Raja Norwegia Diopname di Malaysia

Langkawi, Gatra.com - Raja Harald V, 87, yang sedang berlibur di Malaysia jatuh sakit. Meskipun kondisi kesehatan yang buruk, Raja Norwegia ini disebutkan mulai "membaik" dari infeksi yang memaksanya dirawat di rumah sakit.

Raja akan tetap berada di rumah sakit di pulau Langkawi dan belum diketahui kapan dia akan kembali ke rumah, kata Rumah Kerajaan Norwegia dalam sebuah pernyataan pada hari Rabu (28/2).

"Dokter pribadi raja berada di Langkawi dan mengonfirmasi bahwa raja membaik dari infeksinya. Yang Mulia dirawat dengan baik di rumah sakit dan menerima perawatan yang baik," kata pernyataan itu.

"Baginda Raja akan tetap berada di rumah sakit selama beberapa hari lagi. Belum ada keputusan yang dibuat mengenai kepulangannya ke rumah," tambah pernyataan itu.
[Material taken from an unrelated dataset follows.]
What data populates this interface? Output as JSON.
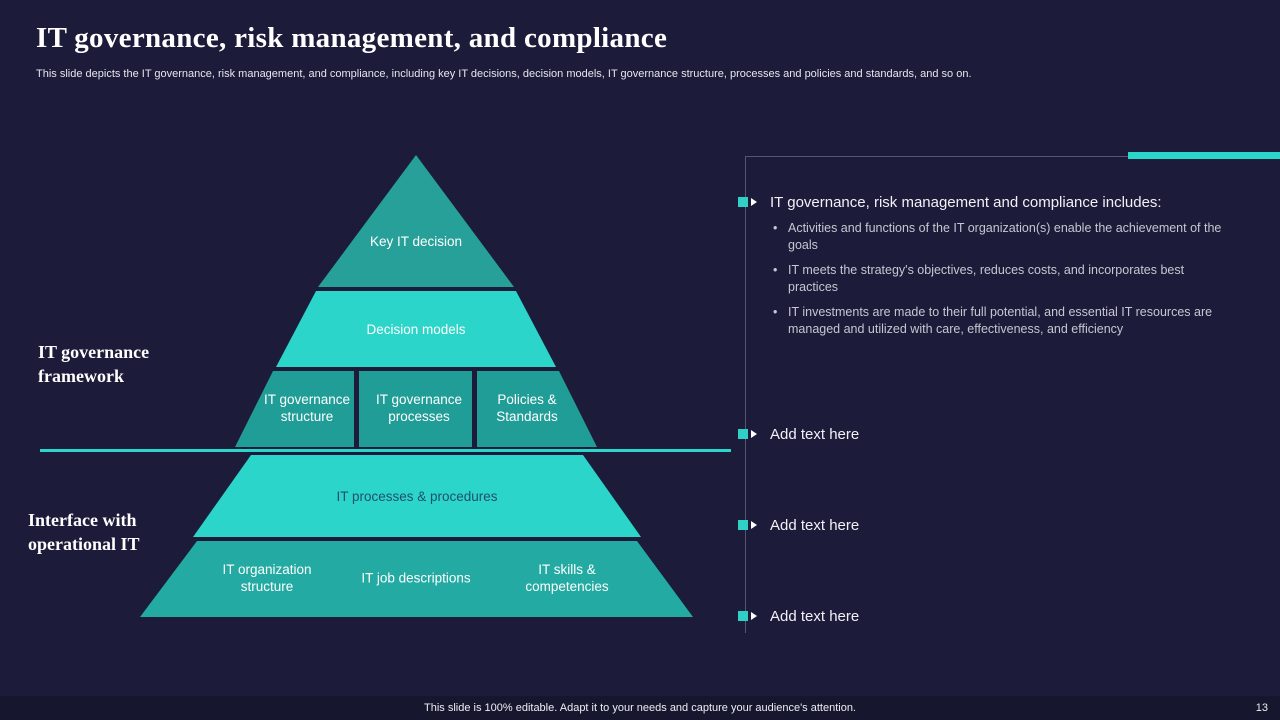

Raja tertua di Eropa, yang berusia 87 tahun pada bulan Februari lalu, membutuhkan kruk untuk berjalan dan telah menderita serangkaian penyakit dalam beberapa tahun terakhir, termasuk operasi jantung dan berbagai masalah pernapasan.

Dia telah berulang kali jatuh sakit selama beberapa bulan terakhir. Pada bulan Januari, pihak istana mengatakan bahwa ia sedang cuti sakit hingga 2 Februari karena infeksi saluran pernapasan, hanya beberapa hari setelah menepis spekulasi bahwa ia akan turun takhta, mengikuti jejak sepupunya, Ratu Margrethe II di Denmark.

"Saya berpegang teguh pada apa yang selalu saya katakan, bahwa saya telah bersumpah kepada Storting [parlemen] dan sumpah tersebut berlaku seumur hidup," ujar Harald, yang dikutip media Norwegia.

Dia juga dirawat di rumah sakit karena infeksi pada bulan Desember dan diobati dengan antibiotik intravena, dan dirawat di rumah sakit pada bulan Agustus karena demam.

Dalam ketidakhadirannya, Putra Mahkota Haakon, 50 tahun, menggantikannya sebagai bupati. Pangeran mengatakan kepada wartawan di Norwegia bahwa ayahnya "dalam keadaan sehat" dan bahwa ia telah berbicara melalui telepon dengan orang tuanya pada hari Rabu.

"Jelas bahwa usianya yang sudah lanjut berarti harus dirawat dengan baik. Mereka sangat baik di rumah sakit," kata Haakon. "Kami tidak tahu kapan dia akan pulang. Kami harus memutuskannya nanti."

Pihak istana di Oslo mengatakan kepada kantor berita NTB bahwa tidak ada rencana untuk mengubah perjalanan yang direncanakan oleh Haakon dan Putri Mahkota Mette-Marit pada hari Rabu dan Kamis ke Norwegia bagian selatan.

Dua hari sebelum ulang tahunnya minggu lalu, NTB melaporkan bahwa raja akan melakukan perjalanan pribadi ke luar negeri bersama istrinya, Ratu Sonja, tanpa menyebutkan tujuan atau tanggal.

Menurut kalender kerajaan, tugas resmi pertama Harald setelah liburan dijadwalkan pada tanggal 8 Maret, ketika ia dan Haakon dijadwalkan untuk memimpin dewan negara - pertemuan bulanan dengan pemerintah - di istana kerajaan di Oslo.